MacKenzie observes that Raphaël is ‘more like an attempt to shore up the posthumous reputation of Julie Charles than a depiction of the way things really were’. Other critics mention the novel’s debt to Goethe’s Sorrows of Young Werther and Foscolo’s Jacopo Ortis. In general, there seems to be a consensus that readers will not find much that is authentic here. Yet Lamartine’s anxieties about death and what might lie beyond it were real enough. In 1822 he and Marianne lost their first son, Alphonse, at 21 months. Two of his sisters died around the same time and in 1829 his mother was killed in a domestic accident. Lamartine wrestled with his faith and in 1832 made a trip with his wife and their surviving child to Palestine in order to quell his doubts, only for the ten-year-old Julia to fall ill and die on the way home. In 1841 his lifelong friend Aymon de Virieu died. In Raphaël the lovers appear to see the renunciation of physical pleasure as a way of achieving something eternal and immutable: ‘Our love would always preserve its flower and its perfume, for the fruit could never be culled.’ But their oscillation between ecstasy and torment makes their doubts on the matter clear and brings pathos to their yearning for transcendence. At their final parting they embrace a tree in the parc de Saint-Cloud, and persuade themselves that ‘there is … an eternal love, of which ours is but a drop’.

One might agree that in the novel’s obsessive evocation of wild mood swings and delirious states, Lamartine was trying to make literature itself a religious experience, or a space safe from death and its destruction. This would hardly be a new project, but Lamartine approached it with the immense self-confidence of a man who has seen that a fine speech before a turbulent parliament can alter the course of history. Even so, his story is also always aware of practicalities – money, travel arrangements, and social proprieties.

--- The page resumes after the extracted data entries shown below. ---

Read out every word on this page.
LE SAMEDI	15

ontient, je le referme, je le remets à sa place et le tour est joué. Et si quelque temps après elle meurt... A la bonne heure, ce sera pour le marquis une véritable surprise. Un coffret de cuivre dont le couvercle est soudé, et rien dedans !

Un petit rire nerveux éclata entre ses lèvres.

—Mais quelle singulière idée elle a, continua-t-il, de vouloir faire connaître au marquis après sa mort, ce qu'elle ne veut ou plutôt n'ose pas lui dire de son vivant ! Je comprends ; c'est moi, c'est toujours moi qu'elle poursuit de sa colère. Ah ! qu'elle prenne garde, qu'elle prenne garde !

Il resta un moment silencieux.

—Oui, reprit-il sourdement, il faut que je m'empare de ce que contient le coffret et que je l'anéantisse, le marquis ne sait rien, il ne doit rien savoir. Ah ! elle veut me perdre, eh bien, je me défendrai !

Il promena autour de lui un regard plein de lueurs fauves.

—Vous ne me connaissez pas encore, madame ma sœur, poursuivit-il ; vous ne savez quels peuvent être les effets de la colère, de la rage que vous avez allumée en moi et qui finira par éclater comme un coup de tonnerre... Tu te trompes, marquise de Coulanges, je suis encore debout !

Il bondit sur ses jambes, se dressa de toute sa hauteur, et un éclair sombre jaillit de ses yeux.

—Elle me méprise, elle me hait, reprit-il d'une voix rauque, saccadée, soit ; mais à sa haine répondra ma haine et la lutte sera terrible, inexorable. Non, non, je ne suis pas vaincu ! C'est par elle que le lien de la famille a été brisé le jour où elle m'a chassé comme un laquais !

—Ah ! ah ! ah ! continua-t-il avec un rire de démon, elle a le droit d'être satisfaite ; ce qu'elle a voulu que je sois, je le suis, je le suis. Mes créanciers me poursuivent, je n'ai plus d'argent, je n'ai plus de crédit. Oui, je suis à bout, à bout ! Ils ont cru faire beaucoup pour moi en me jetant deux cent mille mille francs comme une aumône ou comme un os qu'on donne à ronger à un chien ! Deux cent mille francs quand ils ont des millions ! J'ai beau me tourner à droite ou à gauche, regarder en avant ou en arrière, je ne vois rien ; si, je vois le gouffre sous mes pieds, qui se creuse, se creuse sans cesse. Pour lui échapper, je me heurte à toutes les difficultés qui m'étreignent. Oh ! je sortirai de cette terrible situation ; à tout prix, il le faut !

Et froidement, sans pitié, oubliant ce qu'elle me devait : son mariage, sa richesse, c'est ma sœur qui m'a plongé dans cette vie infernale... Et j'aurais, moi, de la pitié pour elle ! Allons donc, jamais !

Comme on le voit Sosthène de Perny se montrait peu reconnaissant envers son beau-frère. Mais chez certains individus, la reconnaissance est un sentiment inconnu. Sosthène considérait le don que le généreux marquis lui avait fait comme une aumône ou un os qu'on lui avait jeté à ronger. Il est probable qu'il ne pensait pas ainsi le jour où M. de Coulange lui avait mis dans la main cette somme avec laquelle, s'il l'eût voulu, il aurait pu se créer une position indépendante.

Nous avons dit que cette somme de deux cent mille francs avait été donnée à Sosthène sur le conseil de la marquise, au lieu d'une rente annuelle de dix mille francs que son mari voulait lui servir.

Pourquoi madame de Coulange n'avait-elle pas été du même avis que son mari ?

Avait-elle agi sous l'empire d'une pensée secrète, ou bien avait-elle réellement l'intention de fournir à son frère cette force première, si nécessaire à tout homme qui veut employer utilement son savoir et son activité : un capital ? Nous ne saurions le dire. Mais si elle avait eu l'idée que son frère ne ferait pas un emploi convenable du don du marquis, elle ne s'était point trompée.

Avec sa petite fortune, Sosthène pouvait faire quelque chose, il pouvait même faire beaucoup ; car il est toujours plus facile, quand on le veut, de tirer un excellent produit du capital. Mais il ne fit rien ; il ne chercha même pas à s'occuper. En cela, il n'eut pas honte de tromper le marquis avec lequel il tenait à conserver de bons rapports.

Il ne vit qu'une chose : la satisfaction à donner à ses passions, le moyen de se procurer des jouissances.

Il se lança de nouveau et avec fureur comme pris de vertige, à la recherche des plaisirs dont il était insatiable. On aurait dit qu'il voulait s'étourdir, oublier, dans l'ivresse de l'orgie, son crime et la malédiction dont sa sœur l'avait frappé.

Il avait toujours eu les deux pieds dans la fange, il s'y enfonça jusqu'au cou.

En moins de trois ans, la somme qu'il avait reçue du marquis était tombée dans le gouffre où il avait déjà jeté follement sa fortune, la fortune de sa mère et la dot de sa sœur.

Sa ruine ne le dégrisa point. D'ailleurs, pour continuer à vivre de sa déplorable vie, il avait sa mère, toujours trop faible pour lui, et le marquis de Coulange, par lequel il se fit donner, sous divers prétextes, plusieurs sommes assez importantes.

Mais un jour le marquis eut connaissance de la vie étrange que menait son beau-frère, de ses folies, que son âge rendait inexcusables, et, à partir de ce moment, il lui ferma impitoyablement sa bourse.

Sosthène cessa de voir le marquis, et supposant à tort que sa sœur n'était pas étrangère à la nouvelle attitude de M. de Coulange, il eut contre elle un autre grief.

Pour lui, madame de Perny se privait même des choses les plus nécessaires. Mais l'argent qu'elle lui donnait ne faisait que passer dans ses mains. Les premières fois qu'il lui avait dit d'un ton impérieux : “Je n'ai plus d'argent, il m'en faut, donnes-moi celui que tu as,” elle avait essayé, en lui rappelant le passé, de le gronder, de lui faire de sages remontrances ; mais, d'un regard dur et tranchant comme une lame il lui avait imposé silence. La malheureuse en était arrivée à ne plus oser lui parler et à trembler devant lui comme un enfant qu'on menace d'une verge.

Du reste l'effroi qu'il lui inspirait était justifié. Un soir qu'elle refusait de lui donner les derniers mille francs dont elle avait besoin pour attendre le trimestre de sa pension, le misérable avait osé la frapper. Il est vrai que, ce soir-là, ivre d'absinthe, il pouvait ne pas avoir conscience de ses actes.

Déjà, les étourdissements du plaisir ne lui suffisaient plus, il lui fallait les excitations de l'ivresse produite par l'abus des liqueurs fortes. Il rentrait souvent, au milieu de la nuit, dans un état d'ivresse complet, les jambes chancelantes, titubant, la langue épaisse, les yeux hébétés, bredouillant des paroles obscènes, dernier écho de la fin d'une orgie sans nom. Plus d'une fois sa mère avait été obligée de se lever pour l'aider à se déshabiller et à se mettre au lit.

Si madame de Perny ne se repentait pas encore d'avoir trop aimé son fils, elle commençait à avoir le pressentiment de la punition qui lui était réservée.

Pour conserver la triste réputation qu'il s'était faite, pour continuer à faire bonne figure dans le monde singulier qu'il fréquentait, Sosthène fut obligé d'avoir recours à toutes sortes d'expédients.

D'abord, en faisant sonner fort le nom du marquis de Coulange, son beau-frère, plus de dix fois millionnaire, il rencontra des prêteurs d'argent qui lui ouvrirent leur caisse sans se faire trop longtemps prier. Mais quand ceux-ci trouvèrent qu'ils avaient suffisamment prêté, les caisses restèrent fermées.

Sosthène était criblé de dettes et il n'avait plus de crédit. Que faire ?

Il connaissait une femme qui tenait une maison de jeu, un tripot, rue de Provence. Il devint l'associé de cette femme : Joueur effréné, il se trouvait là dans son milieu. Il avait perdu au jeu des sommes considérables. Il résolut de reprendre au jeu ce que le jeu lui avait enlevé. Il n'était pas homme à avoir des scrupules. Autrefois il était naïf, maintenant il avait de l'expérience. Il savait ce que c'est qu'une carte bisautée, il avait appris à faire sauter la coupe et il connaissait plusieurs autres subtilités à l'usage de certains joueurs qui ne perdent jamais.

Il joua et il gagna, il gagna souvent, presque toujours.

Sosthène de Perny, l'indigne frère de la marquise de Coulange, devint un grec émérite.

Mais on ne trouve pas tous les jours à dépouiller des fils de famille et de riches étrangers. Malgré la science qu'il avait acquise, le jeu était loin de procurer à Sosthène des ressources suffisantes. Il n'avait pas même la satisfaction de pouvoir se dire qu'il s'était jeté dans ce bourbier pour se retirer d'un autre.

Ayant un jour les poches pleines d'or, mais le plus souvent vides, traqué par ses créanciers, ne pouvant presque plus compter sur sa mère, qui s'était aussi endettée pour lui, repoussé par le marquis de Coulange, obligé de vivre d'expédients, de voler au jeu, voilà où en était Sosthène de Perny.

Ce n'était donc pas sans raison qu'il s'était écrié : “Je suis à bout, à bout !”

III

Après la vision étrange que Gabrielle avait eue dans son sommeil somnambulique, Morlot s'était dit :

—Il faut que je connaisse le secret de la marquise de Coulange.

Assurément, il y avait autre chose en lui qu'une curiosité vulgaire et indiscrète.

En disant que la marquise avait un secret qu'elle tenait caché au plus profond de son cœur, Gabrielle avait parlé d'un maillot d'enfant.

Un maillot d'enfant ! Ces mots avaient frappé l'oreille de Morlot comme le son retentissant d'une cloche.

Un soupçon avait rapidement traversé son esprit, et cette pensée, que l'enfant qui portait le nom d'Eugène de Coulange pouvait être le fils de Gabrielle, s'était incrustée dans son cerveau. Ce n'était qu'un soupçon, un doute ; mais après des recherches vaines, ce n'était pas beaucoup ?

An American visitor to Lamartine’s Paris apartment in 1850 reported seeing in a single room ‘one full-length portrait, three half-length portraits, a bust, two medallions, an engraving and two or three miniatures – all of Lamartine’. No doubt it is more difficult for the narcissist to confront oblivion, whether political or physical. Having accumulated heavy debts, Lamartine spent his last twenty years writing book after book, but eventually had to sell the family estates and accept a subscription raised by well-wishers. After his wife’s death in 1863, his niece Valentine became his nurse, secretary and ‘angel of the house’, persuading her uncle to return to the Church in time for his death in 1869, when he left debts of more than two million francs.